If you think North Carolina is a typical Southern state, you don't know us. Bad soil and shallow rivers denied us the slave-based plantations that powered South Carolina and Virginia to their 19th-century peaks. So North Carolina remained poor, with a population of unpredictable yeoman farmers.
Slaves or not, North Carolinians fought for the Confederacy, and they took so many casualties that monuments across the state recall "Our Confederate Dead." Still, as the war wound down, Gen. William Tecumseh Sherman called off his army of locusts that had swarmed through Georgia and South Carolina. Sherman's orders noted that "the state of North Carolina was one of the last states that passed the ordinance of secession," adding that "it should not be assumed that the inhabitants are enemies of our government."
Sherman wasn't sure what to think of North Carolina, either.
A political environment that was friendly to business (and hostile to unions), along with a workforce spread across hundreds of small towns, made post-Civil War North Carolina attractive to labor-intensive industries such as textiles, apparel, furniture, and cigarette production.

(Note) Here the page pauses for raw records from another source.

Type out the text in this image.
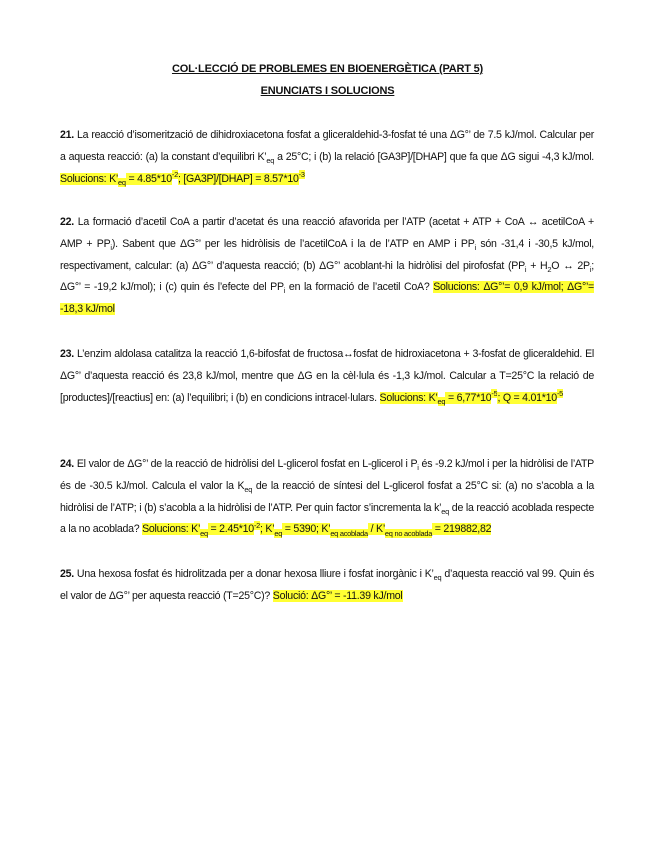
COL·LECCIÓ DE PROBLEMES EN BIOENERGÈTICA (PART 5)

ENUNCIATS I SOLUCIONS

21. La reacció d’isomerització de dihidroxiacetona fosfat a gliceraldehid-3-fosfat té una ΔG°’ de 7.5 kJ/mol. Calcular per a aquesta reacció: (a) la constant d’equilibri $K’_{eq}$ a 25°C; i (b) la relació [GA3P]/[DHAP] que fa que ΔG sigui -4,3 kJ/mol. Solucions: $K’_{eq} = 4.85*10^{-2}$; [GA3P]/[DHAP] = $8.57*10^{-3}$

22. La formació d’acetil CoA a partir d’acetat és una reacció afavorida per l’ATP (acetat + ATP + CoA ↔ acetilCoA + AMP + $PP_i$). Sabent que ΔG°’ per les hidròlisis de l’acetilCoA i la de l’ATP en AMP i $PP_i$ són -31,4 i -30,5 kJ/mol, respectivament, calcular: (a) ΔG°’ d’aquesta reacció; (b) ΔG°’ acoblant-hi la hidròlisi del pirofosfat ($PP_i + H_2O$ ↔ $2P_i$; ΔG°’ = -19,2 kJ/mol); i (c) quin és l’efecte del $PP_i$ en la formació de l’acetil CoA? Solucions: ΔG°’= 0,9 kJ/mol; ΔG°’= -18,3 kJ/mol

23. L’enzim aldolasa catalitza la reacció 1,6-bifosfat de fructosa↔fosfat de hidroxiacetona + 3-fosfat de gliceraldehid. El ΔG°’ d’aquesta reacció és 23,8 kJ/mol, mentre que ΔG en la cèl·lula és -1,3 kJ/mol. Calcular a T=25°C la relació de [productes]/[reactius] en: (a) l’equilibri; i (b) en condicions intracel·lulars. Solucions: $K’_{eq} = 6,77*10^{-5}$; $Q = 4.01*10^{-5}$

24. El valor de ΔG°’ de la reacció de hidròlisi del L-glicerol fosfat en L-glicerol i $P_i$ és -9.2 kJ/mol i per la hidròlisi de l’ATP és de -30.5 kJ/mol. Calcula el valor la $K_{eq}$ de la reacció de síntesi del L-glicerol fosfat a 25°C si: (a) no s’acobla a la hidròlisi de l’ATP; i (b) s’acobla a la hidròlisi de l’ATP. Per quin factor s’incrementa la $k’_{eq}$ de la reacció acoblada respecte a la no acoblada? Solucions: $K’_{eq} = 2.45*10^{-2}$; $K’_{eq} = 5390$; $K’_{eq acoblada}$ / $K’_{eq no acoblada} = 219882,82$

25. Una hexosa fosfat és hidrolitzada per a donar hexosa lliure i fosfat inorgànic i $K’_{eq}$ d’aquesta reacció val 99. Quin és el valor de ΔG°’ per aquesta reacció (T=25°C)? Solució: ΔG°’ = -11.39 kJ/mol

By 1900, there were nearly 200 large textile mills operating in the state, attracting workers - called "lint heads," for the cotton fragments in their hair - from the surrounding countryside. Between 1880 and 1920, the state's population doubled.
The state legislature and a succession of pro-business governors from both parties were keener than those in other states to invest in roads and higher education. The twin giants of the University of North Carolina at Chapel Hill and North Carolina State occupy two corners of the state's "Research Triangle," with the third corner held down by the medical and research powerhouse Duke. The Triangle has among the highest concentrations of advanced degrees in the nation.
Today, the state's largest employment sectors are manufacturing and health care, concentrated around the Triangle as well as the "Triad" (Greensboro, Winston-Salem, and High Point); and finance, concentrated in Charlotte.
Hard to know
Politically, North Carolina is still hard to know. The population has doubled again since 1980. In several of the largest counties, half the residents were born out of state. In fact, nearly 10 percent of the state's population wasn't born in the United States.
Barack Obama carried North Carolina in 2008, the only Democrat to do so since Jimmy Carter. But the race was decided by only 15,000 votes, and the gubernatorial race, won by Democrat Beverly Perdue, was the closest in the nation. Turnout was more than 65 percent, nearly eight percentage points above the state's average.
In May, North Carolina showed its unpredictability again. Amendment One, a state constitutional measure banning same-sex marriage, passed by an overwhelming margin, 61 percent to 39 percent. The day after the vote, President Obama announced his own support for same-sex marriage. A number of conservative African American pastors in the state condemned the president for that, and a number of onetime supporters repudiated him. But many new residents of the state supported the move.
The Democratic National Convention, whose climax will take place at Bank of America Stadium, is bringing more strange and unpredictable politics to North Carolina. Democrats refuse to refer to the stadium by name, referring to it as "the venue." Some union supporters are boycotting the convention entirely, and it is not clear that the Democrats will be able to fill the stadium without recruiting "volunteers."
On the other hand, most polls still show President Obama clinging to a narrow lead in the state. This is surprising given that possible cuts in military funding are a particular threat to North Carolina, which is home to three large military bases. Such cuts could further increase our 9.5 percent unemployment rate, already among the highest in the nation.
So, as is often the case with North Carolina's politics, the outcome will remain hard to predict. In spite of the difficulties facing the state, "it should not be assumed that the inhabitants are enemies" of the incumbent.
Michael Munger is a professor of political science, economics, and public policy at Duke University. He was the Libertarian candidate for North Carolina governor in 2008.